Im späten neunzehnten Jahrhundert, kam Elektrizität in unsere Häuser und die ersten elektrischen Geräte erschienen: Der elektrische Ventilator, der Toaster, der Teekessel und die Nähmaschine. Im Jahr 1880, mehr als ein Jahrzehnt vor der Erfindung des elektrischen Bügeleisens und Staubsaugers, patentierte ein unternehmungslustiger englischer Arzt, Dr. Joseph Mortimer Granville, den elektromechanischen Vibrator. Vibratoren, sowohl Plug-in als auch später batteriebetrieben, waren sofort ein Hit. Sie erzeugten Paroxysme schnell, sicher, zuverlässig und so oft wie die Weiber es wollten. Anfang des 20. Jahrhunderts verloren die Ärzte ihr Monopol auf Hysteriebehandlungen, da Frauen begannen, die Geräte für sich selbst zu kaufen, nicht zuletzt dank der Werbung in beliebten Frauenzeitschriften.

Um jedoch die Vibratoren gesellschaftlich akzeptabel zu machen, wurde ihr wahrer Zweck verschleiert. Sie wurden “persönliches Massagegerät” genannt (und dies geschieht auch heute noch bei einigen Händlern). Aber anspruchsvolle Frauen und Werbetexter wussten genau, worum es bei dieser “Massage” ging.

Die Hippies befreiten uns?

Die Elektrizität gab den Frauen Heimvibratoren, aber innerhalb weniger Jahrzehnte verschwanden sie auch wieder von der Bildfläche.
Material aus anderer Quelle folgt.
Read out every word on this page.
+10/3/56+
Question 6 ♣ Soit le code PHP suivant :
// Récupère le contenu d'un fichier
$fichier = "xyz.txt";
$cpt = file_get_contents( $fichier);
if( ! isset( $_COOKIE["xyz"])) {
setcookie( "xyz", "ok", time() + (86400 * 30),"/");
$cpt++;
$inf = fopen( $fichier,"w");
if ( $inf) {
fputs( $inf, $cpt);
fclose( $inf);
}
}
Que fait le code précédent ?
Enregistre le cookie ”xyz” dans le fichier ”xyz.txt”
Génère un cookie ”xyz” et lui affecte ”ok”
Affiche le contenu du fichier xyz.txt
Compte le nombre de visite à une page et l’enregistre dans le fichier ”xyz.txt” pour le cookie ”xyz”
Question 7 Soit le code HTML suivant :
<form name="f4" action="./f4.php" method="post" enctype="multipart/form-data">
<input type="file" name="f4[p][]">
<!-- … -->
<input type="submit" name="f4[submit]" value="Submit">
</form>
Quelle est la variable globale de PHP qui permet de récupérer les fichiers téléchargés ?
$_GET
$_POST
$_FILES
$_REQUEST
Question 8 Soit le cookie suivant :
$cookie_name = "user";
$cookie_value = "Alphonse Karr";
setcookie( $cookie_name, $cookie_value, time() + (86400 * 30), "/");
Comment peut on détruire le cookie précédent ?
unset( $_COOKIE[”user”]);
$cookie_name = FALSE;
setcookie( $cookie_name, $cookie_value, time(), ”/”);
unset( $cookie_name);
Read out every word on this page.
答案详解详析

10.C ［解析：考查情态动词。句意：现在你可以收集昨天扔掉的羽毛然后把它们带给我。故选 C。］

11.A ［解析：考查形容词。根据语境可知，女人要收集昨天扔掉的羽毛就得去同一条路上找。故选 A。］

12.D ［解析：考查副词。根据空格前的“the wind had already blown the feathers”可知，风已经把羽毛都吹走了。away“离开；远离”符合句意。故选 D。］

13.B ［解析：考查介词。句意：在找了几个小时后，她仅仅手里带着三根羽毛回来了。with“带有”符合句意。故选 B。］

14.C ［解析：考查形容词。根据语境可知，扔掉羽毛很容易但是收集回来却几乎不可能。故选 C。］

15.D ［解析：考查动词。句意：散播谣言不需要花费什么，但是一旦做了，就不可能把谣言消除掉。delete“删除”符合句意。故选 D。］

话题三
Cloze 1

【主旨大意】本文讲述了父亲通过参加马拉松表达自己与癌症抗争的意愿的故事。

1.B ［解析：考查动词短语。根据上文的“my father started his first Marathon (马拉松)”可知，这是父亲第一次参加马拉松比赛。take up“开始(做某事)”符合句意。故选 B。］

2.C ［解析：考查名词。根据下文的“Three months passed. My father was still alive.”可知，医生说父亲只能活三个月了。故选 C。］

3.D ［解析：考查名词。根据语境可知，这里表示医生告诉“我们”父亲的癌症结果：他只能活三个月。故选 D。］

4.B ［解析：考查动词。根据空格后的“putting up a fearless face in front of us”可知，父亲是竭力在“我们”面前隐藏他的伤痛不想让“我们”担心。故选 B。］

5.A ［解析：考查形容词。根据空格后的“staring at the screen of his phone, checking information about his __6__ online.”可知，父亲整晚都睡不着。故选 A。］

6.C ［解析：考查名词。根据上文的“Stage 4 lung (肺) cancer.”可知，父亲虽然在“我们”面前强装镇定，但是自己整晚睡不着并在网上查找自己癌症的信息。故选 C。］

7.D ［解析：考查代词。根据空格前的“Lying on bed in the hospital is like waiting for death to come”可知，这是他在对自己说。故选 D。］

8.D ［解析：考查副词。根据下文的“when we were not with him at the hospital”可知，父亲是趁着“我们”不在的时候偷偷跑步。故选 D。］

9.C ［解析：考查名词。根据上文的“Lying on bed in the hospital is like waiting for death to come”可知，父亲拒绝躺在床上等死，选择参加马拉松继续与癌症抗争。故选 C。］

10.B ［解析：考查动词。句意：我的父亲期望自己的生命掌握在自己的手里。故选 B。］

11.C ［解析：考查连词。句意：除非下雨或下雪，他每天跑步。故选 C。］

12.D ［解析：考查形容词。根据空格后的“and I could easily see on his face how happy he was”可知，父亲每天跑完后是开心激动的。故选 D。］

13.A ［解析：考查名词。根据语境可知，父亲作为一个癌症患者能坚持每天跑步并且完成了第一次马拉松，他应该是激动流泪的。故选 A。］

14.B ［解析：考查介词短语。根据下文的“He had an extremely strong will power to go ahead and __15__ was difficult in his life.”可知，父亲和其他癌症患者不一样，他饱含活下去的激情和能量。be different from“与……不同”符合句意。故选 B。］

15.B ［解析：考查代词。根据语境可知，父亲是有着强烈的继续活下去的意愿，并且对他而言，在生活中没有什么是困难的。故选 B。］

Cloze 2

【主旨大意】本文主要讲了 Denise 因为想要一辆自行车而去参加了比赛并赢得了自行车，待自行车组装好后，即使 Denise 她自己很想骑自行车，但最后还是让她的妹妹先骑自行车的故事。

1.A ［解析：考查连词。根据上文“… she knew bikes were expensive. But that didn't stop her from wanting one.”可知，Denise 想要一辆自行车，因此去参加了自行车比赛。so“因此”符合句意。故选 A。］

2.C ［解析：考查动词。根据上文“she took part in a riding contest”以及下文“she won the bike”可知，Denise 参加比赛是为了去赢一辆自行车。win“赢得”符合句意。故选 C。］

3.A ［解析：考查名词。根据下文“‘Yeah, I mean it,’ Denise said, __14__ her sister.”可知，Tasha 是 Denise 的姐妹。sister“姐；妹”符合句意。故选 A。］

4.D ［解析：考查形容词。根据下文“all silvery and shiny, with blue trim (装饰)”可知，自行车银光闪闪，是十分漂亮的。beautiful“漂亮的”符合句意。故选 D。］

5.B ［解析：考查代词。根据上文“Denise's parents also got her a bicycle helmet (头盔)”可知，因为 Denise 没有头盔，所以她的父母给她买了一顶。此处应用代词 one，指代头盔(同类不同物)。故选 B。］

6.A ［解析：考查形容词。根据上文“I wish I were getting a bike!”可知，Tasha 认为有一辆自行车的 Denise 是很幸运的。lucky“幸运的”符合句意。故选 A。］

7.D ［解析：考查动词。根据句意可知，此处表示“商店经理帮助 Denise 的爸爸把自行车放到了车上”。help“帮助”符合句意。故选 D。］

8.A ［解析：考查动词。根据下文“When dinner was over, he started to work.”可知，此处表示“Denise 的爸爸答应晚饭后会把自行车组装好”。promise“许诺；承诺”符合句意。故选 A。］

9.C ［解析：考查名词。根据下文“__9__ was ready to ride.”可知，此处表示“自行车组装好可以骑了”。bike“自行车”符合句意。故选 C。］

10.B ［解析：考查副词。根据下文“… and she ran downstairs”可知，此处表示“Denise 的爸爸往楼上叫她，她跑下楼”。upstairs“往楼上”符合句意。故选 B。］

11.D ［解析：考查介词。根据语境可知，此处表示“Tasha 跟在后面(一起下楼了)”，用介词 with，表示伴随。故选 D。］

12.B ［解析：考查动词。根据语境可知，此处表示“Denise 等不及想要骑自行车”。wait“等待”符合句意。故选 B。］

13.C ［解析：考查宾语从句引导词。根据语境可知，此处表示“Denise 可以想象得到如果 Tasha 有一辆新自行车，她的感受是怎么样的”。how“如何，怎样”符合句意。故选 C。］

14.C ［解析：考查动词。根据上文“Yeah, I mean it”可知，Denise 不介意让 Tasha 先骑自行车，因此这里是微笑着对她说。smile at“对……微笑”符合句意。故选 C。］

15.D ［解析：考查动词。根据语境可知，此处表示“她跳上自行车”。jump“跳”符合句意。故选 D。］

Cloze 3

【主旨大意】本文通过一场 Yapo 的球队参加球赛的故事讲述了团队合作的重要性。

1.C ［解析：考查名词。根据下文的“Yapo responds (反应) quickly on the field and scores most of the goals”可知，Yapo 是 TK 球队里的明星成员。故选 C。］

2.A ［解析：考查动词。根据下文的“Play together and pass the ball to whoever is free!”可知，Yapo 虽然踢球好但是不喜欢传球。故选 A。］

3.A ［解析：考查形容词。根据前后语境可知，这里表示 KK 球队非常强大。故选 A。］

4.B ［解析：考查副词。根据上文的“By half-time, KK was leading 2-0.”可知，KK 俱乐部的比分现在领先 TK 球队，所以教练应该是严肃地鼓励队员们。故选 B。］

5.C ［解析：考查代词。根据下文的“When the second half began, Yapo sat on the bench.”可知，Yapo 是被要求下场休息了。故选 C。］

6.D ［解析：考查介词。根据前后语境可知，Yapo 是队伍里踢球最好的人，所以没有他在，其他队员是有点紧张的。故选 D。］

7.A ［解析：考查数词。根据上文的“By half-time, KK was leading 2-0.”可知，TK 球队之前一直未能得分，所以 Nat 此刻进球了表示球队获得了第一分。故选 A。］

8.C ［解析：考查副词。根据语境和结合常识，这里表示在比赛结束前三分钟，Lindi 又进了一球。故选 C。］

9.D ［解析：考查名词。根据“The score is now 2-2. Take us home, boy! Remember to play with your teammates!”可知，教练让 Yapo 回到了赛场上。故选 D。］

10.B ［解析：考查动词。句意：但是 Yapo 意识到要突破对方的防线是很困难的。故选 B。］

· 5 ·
Was war passiert?

Ganz einfach: der Film (die beweglichen Bilder) wurde 1890 erfunden und schon 1891 wurde Pornographie gefilmt. In den Zwanziger Jahren tauchten Vibratoren in den Filmen auf, welche die “Massage-Geräte” als das entlarvten, was sie waren und sie schnell gesellschaftlich inakzeptabel machten. Die Vibratorwerbung verschwand aus den Konsummedien, und bis weit in die 70er Jahre waren Vibratoren schwer zu finden.

Das änderte sich, als der Feminismus öffentlich und schamlos sein Haupt erhob, gleichzeitig ein weltbekannter Hersteller zu Hilfe eilte und Hitachi seinen “Zauberstab” (Magic Wand) einführte, der immer noch der beliebteste Vibrator der Welt ist. Heute sind Dutzende von Modellen erhältlich: Batteriebetrieben, wasserdicht, groß, klein, sowie winzig kleine, niedliche Reisemodelle. Ein Drittel aller erwachsenen Frauen besitzt mindestens einen Vibrator und ungefähr die Hälfte der Vibratorbesitzer benutzt sie beim Partnersex. Und das verdanken wir den leicht zu ermüdenden Händen einiger Ärtze.

Quelle: Rachel Maines, The Technology of Orgasm, Hysteria, The Vibrator and Women’ sexual satisfaction.